Oregon's Transportation Planning Rule (TPR), at OAR 660-12-0060 (here, scroll down about three-quarters of the way) requires local governments to consider the effect on transportation facilities when they consider applications for zone changes, zoning code changes, and amendments to the local comprehensive land use plans. A "transportation facility" is anything that moves people or goods, except utility lines.
When Tri-Met (as it was then called) built the first MAX line (the one to Gresham) in the mid-1980s, it asked the City of Portland and Multnomah County to upzone the land around the proposed stations to accommodate higher densities. The city and county happily obliged. Similarly, Tri-Met (as it was still called) asked Beaverton, Hillsboro, and Washington County to upzone land around the stations on the west side light rail to Hillsboro when that line went in about 10 years later.
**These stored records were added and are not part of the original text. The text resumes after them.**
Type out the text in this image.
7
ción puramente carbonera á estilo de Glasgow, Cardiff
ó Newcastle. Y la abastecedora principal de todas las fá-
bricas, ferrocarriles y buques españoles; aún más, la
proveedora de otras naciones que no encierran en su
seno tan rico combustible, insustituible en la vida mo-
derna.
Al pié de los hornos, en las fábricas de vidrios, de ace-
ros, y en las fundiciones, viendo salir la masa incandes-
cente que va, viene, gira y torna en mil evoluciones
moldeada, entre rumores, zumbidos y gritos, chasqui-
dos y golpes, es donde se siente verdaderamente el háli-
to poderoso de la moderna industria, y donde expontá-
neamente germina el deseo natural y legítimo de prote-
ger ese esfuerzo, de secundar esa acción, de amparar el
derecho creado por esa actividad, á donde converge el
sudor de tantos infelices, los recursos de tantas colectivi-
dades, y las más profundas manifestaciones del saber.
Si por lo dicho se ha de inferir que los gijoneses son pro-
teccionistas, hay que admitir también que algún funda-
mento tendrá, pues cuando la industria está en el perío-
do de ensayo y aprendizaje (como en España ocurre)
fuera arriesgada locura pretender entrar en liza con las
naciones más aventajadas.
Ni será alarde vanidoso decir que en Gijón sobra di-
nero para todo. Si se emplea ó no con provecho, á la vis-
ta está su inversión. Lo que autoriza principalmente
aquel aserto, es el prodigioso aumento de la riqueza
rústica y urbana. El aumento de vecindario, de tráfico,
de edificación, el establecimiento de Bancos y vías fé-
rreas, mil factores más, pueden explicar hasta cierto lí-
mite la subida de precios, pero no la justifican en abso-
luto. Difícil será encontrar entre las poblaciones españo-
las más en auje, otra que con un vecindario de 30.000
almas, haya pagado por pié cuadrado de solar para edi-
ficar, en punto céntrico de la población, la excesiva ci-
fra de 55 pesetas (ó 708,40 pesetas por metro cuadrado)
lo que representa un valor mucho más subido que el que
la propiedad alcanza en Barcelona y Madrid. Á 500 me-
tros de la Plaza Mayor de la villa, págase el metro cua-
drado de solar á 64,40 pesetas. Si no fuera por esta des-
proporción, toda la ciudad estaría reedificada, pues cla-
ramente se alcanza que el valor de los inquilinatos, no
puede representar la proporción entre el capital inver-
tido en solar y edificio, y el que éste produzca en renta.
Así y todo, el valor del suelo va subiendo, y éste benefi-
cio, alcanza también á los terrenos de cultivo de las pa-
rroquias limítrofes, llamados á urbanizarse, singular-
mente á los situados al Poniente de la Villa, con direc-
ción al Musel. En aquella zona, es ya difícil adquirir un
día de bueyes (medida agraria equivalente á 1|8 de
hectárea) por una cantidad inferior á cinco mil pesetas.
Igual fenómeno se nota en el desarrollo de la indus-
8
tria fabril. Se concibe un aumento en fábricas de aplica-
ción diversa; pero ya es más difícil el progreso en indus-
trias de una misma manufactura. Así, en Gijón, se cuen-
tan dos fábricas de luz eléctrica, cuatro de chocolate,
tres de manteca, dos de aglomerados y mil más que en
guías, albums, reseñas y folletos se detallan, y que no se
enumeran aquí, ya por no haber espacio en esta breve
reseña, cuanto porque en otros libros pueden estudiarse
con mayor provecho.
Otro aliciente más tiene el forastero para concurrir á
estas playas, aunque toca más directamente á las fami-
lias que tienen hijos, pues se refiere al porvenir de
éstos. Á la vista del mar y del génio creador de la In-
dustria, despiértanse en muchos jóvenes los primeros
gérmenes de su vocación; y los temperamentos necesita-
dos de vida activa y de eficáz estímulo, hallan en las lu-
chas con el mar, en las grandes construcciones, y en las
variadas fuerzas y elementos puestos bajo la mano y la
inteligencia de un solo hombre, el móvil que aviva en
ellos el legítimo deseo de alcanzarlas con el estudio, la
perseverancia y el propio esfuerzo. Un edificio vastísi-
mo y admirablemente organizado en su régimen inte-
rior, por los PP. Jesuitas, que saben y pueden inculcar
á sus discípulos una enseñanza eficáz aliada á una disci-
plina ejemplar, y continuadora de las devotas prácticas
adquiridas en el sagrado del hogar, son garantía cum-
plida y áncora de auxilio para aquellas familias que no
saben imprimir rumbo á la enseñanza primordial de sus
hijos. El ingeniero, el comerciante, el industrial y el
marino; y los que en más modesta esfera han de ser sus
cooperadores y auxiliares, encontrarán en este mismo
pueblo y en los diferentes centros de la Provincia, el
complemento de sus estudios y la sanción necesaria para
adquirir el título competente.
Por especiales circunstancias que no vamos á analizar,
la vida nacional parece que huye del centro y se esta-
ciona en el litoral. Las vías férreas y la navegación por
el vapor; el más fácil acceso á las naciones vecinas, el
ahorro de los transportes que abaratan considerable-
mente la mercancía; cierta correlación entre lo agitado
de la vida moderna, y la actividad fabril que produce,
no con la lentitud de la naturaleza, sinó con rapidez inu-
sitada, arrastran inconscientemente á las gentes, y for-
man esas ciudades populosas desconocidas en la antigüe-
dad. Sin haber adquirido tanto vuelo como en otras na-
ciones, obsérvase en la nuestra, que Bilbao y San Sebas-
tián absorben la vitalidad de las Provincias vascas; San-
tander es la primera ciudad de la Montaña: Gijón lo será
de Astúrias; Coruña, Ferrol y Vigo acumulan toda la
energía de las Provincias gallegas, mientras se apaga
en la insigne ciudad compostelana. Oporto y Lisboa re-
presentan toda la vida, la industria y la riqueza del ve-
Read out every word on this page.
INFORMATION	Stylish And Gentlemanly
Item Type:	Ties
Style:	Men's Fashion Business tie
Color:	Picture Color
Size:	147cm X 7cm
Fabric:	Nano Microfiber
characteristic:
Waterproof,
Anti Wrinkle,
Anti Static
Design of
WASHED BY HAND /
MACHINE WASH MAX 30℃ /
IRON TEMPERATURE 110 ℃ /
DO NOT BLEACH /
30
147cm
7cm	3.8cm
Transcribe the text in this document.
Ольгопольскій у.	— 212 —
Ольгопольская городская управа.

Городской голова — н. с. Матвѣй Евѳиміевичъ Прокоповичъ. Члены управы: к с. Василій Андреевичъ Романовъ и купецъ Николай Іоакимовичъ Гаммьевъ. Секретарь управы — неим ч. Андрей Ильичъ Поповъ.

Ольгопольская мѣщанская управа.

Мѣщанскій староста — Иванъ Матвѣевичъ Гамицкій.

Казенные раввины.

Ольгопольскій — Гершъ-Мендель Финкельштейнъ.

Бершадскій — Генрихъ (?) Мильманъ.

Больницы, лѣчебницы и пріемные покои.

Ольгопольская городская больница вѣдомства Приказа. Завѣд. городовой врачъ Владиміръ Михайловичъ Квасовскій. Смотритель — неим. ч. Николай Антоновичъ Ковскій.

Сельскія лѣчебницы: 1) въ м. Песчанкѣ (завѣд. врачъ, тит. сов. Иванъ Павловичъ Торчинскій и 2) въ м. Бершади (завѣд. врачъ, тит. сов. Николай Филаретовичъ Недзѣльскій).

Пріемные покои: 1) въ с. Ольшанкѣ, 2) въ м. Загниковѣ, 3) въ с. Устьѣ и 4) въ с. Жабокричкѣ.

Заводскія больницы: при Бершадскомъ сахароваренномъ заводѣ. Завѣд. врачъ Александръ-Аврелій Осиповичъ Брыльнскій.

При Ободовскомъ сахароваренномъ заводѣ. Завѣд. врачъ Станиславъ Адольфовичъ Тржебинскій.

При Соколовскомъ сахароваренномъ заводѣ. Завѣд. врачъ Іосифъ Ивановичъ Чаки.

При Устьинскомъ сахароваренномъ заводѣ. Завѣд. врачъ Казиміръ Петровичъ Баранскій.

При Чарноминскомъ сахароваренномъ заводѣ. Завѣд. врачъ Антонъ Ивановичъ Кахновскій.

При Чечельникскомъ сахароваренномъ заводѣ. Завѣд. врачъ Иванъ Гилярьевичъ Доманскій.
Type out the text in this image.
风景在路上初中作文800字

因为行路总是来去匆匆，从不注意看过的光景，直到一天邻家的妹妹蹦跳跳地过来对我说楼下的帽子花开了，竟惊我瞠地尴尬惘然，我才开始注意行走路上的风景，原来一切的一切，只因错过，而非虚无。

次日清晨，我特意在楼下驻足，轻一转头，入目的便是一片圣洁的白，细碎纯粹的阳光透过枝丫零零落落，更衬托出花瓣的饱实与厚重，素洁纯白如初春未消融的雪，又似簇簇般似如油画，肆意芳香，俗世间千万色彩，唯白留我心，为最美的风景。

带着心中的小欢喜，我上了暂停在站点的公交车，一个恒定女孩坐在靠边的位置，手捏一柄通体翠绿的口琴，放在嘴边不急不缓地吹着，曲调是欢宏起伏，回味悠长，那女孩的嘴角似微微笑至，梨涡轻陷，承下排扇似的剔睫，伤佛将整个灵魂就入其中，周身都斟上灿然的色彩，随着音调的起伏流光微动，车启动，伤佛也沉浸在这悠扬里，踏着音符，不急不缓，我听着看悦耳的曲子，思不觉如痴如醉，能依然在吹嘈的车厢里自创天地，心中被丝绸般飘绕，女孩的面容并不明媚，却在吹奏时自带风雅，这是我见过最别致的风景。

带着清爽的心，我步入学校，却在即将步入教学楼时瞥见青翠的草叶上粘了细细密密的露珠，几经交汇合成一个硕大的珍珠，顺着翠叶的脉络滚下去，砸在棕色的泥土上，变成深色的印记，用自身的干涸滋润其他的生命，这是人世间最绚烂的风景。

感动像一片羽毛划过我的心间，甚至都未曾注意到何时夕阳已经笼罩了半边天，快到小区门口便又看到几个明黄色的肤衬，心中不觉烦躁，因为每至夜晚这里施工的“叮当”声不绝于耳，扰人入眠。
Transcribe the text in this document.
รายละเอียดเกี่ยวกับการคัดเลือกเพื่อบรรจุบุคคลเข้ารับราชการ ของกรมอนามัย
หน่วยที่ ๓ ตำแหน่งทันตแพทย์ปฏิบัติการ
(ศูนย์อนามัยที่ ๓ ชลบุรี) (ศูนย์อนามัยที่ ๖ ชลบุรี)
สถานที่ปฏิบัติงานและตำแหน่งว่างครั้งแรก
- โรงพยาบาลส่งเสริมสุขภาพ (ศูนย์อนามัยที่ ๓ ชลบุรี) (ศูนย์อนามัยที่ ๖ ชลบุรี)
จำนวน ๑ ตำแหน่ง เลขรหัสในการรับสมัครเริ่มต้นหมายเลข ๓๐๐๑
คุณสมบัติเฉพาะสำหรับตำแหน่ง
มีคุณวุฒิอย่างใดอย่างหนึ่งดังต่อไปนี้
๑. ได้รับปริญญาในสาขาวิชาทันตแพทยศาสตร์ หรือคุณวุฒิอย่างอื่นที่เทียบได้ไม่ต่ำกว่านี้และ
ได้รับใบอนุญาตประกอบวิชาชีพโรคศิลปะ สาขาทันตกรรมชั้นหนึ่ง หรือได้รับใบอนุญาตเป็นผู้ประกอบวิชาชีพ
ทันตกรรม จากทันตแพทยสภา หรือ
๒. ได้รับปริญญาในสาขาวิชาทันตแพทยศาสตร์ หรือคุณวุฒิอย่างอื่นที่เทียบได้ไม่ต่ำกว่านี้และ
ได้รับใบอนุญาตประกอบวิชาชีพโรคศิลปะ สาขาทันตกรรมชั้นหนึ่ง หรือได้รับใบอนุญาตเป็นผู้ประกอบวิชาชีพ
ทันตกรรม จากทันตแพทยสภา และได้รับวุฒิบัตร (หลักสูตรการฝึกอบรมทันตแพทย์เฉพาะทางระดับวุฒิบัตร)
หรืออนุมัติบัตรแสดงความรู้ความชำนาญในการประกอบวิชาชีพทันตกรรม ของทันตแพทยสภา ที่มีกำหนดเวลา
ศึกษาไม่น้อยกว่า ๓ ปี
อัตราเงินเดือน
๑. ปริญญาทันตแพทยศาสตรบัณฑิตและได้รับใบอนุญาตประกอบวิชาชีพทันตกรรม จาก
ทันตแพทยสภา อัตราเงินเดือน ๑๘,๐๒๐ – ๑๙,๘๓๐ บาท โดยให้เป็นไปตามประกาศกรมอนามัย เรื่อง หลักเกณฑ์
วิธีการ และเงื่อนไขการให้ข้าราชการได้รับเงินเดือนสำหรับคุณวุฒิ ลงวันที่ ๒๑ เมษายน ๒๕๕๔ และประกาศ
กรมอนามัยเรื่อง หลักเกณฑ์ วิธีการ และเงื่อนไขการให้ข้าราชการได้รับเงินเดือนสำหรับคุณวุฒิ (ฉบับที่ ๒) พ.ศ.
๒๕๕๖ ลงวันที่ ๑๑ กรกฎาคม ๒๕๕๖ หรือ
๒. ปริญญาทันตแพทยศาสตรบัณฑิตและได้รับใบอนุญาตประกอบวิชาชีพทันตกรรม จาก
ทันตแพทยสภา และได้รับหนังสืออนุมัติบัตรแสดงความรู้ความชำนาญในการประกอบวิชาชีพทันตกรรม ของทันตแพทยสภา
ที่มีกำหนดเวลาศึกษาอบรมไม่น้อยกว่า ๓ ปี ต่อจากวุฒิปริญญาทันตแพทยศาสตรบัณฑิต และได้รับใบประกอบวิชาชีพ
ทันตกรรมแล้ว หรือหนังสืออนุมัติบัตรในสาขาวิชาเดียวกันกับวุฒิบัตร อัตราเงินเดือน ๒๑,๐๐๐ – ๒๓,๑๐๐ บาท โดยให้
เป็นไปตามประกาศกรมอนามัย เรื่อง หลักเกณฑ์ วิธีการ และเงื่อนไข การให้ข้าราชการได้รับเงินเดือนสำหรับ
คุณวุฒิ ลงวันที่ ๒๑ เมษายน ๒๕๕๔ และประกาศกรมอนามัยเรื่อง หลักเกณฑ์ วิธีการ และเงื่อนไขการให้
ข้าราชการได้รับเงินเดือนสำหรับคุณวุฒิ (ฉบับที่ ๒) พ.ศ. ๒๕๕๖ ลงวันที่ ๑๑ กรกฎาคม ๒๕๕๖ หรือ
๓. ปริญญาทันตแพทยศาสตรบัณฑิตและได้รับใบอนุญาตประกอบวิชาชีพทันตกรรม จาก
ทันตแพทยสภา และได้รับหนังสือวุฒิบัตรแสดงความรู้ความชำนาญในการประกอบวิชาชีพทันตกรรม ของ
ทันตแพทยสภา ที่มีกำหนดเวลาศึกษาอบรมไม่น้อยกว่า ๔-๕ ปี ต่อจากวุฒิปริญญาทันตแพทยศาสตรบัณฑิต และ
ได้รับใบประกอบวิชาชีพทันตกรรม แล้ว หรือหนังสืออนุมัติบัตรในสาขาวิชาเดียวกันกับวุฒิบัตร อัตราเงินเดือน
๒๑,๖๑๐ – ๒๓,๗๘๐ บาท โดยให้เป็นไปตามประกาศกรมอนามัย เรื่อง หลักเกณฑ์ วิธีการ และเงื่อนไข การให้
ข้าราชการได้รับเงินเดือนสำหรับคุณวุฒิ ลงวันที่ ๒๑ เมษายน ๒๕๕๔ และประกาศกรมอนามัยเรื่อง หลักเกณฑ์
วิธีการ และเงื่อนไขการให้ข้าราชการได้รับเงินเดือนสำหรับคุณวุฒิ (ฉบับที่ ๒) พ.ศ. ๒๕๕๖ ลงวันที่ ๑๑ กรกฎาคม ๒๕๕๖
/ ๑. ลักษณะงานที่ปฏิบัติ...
Now, TriMet (which paid someone a fortune to drop the hyphen) proposed to build a light rail line to Milwaukie. One difference between now and when the Gresham and Hillsboro lines were built is that the Transportation Planning Rule is now in effect.
A second difference is that it's become apparent that TriMet can't afford to maintain district-wide bus service at effective levels and also run light rail.
Similarly, TriMet, Portland, and Milwaukie will look to upzone areas around the light rail stations on the Milwaukie line. When the line goes into service, TriMet will likely need to cut some more bus service. The question that occurs to me is whether, when Portland and Milwaukie consider whether to change the zones around the Milwaukie light rail stations, the TPR will require them to evaluate not only whether the new light rail line can adequately serve the upzoned areas, but whether TriMet's service cuts elsewhere will make some other transportation facility, or TriMet itself, unable to serve the demand induced by the upzoning.
Another wrinkle hidden in the TPR is in subsection (4), which as I read it entitles the local government to rely on a planned transportation improvement (such as a proposed highway widening or mass transit line) only if a funding mechanism is in place to build, maintain, and operate it, unless the planned transportation improvement is in a metropolitan planning organization's area (think Metro here) and is "part of the area's federally-approved, financially constrained regional transportation system plan."
What I think this means is that if Metro plans light rail on every block, and gets the plan approved by the United States Department of Transportation, then local governments can approve increased densities regardless of whether the lines have any chance of actually being built. Similarly, if Metro's transportation plan includes a 10-lane Columbia River Crossing, and if the feds approve that plan, then the City of Portland can approve higher densities along the I-5 corridor in North Portland and Hayden Island (as, for instance, on the Port of Portland's property at the west end of Hayden Island), relying on the CRC to serve that increased traffic, even if the CRC never gets built.
I'd like to think that I'm misreading the TPR, but I'm afraid that I'm not.